The model that I have created throughout the internship is split up into two major parts. The first is the formatting, done by a tool called a TFIDFVectorizor, which takes the raw text of the article, and based on the frequency of terms in the text, it terns the text into a number. The list of numbers that has been transformed by the TFIDFVectorizer is then received by the second part of the model, which is the PassiveAgressiveClassifier (PAC). The PAC is fed two lists. One is the afore mentioned list of numbers from the TFIDFVectorizer, the other is a list that consists of the correct answers to each of the numbers, namely REAL or FAKE. The PAC takes both lists and looks at the number, classifies it over whether it is fake or real, then looks at the correct answer in the second list. If it is correct, nothing changes and it moves to the next number, but if it is wrong, it changes the rules on how the numbers are classified and continues on to the next number with these new rules. It repeats the same steps through the list for as long as the code tells it to, I told it to run 100 iterations, so it goes through the list and refines its rules 100 times.

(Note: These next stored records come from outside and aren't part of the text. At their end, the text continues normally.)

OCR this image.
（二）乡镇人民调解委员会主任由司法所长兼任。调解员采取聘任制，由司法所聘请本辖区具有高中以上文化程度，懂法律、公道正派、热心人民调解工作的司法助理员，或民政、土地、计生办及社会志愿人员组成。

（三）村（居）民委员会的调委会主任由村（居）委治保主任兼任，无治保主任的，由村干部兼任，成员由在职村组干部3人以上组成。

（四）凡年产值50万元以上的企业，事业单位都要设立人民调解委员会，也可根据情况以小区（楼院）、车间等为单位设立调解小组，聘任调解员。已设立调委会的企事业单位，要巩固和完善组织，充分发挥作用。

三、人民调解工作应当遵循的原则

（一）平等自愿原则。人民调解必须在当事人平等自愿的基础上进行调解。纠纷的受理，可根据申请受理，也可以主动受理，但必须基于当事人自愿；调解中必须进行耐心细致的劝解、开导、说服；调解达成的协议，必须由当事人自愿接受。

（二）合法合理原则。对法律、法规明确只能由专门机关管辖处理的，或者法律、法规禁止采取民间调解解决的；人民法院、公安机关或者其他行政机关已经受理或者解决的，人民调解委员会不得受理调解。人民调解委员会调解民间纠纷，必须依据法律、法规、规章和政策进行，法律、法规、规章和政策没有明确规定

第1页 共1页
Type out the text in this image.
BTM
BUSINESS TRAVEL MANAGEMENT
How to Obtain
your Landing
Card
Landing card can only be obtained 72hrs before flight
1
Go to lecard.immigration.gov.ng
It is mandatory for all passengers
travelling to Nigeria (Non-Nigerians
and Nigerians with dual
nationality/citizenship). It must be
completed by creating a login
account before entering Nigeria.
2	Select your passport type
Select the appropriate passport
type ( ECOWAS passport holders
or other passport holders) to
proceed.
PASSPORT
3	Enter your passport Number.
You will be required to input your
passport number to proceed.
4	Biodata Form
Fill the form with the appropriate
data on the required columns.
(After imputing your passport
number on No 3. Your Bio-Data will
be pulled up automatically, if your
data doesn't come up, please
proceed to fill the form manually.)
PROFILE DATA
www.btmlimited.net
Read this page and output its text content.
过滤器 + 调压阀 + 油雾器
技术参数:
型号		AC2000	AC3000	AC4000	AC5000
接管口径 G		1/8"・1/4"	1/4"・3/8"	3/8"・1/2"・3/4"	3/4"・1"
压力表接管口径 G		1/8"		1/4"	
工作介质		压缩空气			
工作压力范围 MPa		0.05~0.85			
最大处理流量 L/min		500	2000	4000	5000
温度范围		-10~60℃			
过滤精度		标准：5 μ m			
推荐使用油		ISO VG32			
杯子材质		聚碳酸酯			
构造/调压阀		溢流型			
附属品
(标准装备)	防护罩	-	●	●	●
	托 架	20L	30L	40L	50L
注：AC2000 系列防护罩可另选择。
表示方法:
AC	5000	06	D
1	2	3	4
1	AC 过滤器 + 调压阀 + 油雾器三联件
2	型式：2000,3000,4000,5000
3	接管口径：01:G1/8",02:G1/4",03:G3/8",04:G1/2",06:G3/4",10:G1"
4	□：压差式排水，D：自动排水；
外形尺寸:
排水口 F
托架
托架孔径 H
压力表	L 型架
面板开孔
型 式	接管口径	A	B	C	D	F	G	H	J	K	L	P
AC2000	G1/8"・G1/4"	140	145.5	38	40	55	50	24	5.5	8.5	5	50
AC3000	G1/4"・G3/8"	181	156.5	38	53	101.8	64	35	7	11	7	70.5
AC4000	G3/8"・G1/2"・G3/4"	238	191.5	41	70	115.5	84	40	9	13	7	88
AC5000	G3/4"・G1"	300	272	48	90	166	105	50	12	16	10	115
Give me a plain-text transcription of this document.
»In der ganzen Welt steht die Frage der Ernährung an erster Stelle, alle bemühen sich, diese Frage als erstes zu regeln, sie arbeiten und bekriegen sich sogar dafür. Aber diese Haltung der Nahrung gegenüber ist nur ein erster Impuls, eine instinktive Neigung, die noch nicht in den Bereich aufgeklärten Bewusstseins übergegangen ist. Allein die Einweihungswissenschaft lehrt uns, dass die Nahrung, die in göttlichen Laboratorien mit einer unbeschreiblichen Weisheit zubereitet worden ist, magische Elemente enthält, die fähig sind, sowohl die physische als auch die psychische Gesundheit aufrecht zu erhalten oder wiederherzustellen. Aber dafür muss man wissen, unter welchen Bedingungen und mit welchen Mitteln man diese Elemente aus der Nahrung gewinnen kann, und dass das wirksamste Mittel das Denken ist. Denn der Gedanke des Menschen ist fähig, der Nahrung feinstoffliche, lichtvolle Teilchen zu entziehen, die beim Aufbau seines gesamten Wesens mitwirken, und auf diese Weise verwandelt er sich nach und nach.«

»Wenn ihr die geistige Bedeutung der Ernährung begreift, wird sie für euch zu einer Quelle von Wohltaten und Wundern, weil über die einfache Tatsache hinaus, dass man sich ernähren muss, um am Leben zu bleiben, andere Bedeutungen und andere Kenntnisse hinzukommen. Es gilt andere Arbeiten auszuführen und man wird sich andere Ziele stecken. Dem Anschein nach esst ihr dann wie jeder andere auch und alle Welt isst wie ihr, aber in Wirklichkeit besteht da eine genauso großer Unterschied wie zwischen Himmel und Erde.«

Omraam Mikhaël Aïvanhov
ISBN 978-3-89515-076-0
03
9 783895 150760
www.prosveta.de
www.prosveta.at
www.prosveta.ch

So, why does it matter that I have 2 parts to my model?
When I want to export the model as a file, I need to export it twice, once for each part as I can only export one element using the exporting method used on machine learning models.
Why does having 2 separate files matter?
When you upload a model to Azure, the cloud computing tool, it only takes one file as each model, meaning that my model has effectively become two models that have nothing to do with each other from Azure point of view, meaning that I need to connect them in some way so that the input would come into the TFIDFV and the output of that would loop into the PAC model and the output of the PAC model would be sent to me. This is beyond what both me and my advisor know how to do. So we stopped at deploying both of these models as separate files. My model is technically in the cloud but it is a sorry excuse for a machine learning algorithm after having been dissected by Azure.
This ends my internship. In the coming weeks, I will be focusing on my presentation on the literary review I wrote on Algorithmic Bias in Machine Learning.